The officers check for compliance with the elements of the CoP; assess royalties based on volume of forest produce harvested; verify that the required documentation is accurately completed and processed in a timely manner; verify that the log tagging and log tracking system is fully functional so that forest produce can be traced to its origin if necessary among other pertinent data.
“The same thorough system of checks and balances apply to logs that are processed to added value products, and then either sold locally or exported.”
He explained that apart from the core team of officers, there are at least two other levels of monitoring checks: first, by the GFC Legality, Monitoring and Extension Unit; and secondly, by the GFC Internal Audit Unit.
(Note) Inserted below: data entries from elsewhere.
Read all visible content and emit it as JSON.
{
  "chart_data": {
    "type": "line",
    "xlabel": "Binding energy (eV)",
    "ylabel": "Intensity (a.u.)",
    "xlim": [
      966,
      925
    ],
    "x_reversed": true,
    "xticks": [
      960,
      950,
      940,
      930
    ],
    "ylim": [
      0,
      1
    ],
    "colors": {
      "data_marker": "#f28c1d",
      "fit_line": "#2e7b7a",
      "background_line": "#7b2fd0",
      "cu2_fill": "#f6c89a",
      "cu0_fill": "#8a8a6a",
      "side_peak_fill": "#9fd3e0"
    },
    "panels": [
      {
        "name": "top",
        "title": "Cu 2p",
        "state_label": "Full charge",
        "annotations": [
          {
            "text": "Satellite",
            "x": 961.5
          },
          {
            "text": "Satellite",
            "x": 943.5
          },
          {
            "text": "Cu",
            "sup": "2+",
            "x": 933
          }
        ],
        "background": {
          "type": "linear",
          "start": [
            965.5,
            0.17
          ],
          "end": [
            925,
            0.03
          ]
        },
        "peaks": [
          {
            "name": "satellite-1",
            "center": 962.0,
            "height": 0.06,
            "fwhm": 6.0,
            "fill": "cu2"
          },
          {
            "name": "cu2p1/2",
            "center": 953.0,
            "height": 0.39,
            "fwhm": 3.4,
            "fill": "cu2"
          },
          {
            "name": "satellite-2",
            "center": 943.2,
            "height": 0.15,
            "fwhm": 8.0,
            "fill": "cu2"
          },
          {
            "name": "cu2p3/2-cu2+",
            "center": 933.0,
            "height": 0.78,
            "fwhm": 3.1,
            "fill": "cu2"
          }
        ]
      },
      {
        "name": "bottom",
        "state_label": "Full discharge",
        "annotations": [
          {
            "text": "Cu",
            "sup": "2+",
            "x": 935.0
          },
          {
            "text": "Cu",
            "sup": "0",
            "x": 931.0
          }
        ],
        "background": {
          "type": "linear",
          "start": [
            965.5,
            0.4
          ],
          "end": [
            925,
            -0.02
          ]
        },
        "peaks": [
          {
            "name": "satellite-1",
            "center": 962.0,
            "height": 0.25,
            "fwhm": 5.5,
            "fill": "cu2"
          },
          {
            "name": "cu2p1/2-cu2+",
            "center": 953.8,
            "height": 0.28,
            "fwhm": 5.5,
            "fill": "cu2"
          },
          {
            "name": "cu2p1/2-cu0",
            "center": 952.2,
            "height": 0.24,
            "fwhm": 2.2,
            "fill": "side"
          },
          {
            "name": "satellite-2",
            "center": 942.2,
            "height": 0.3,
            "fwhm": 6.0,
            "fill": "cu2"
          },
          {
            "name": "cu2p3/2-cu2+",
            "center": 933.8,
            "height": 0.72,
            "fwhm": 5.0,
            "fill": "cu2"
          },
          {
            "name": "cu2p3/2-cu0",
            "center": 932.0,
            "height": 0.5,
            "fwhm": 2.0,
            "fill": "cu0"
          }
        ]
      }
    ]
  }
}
Persaud said that in recent checks some deficiencies were identified, such as poor sanitation in some areas of the operation; “a few skid trails were poorly planned, the use of safety gears in some areas of operation needed to be improved, housing facilities for GFC officers needed to be improved, and there were a few instances of proximity trees being felled closer than was allowable.”
The Minister emphasised that in all cases, the company was written to and required to address the aspects such as the use of safety gears, poor sanitation etc., within a specified time.
“Follow up visits were conducted to ensure that these matters were speedily addressed…The company was also required to address the environmental breaches such as felling of proximity trees by the payment of compensation…I therefore, wish, to respectfully differ with the statement which implies that the operations of BCL in Guyana have caused a negative impact on the environment.”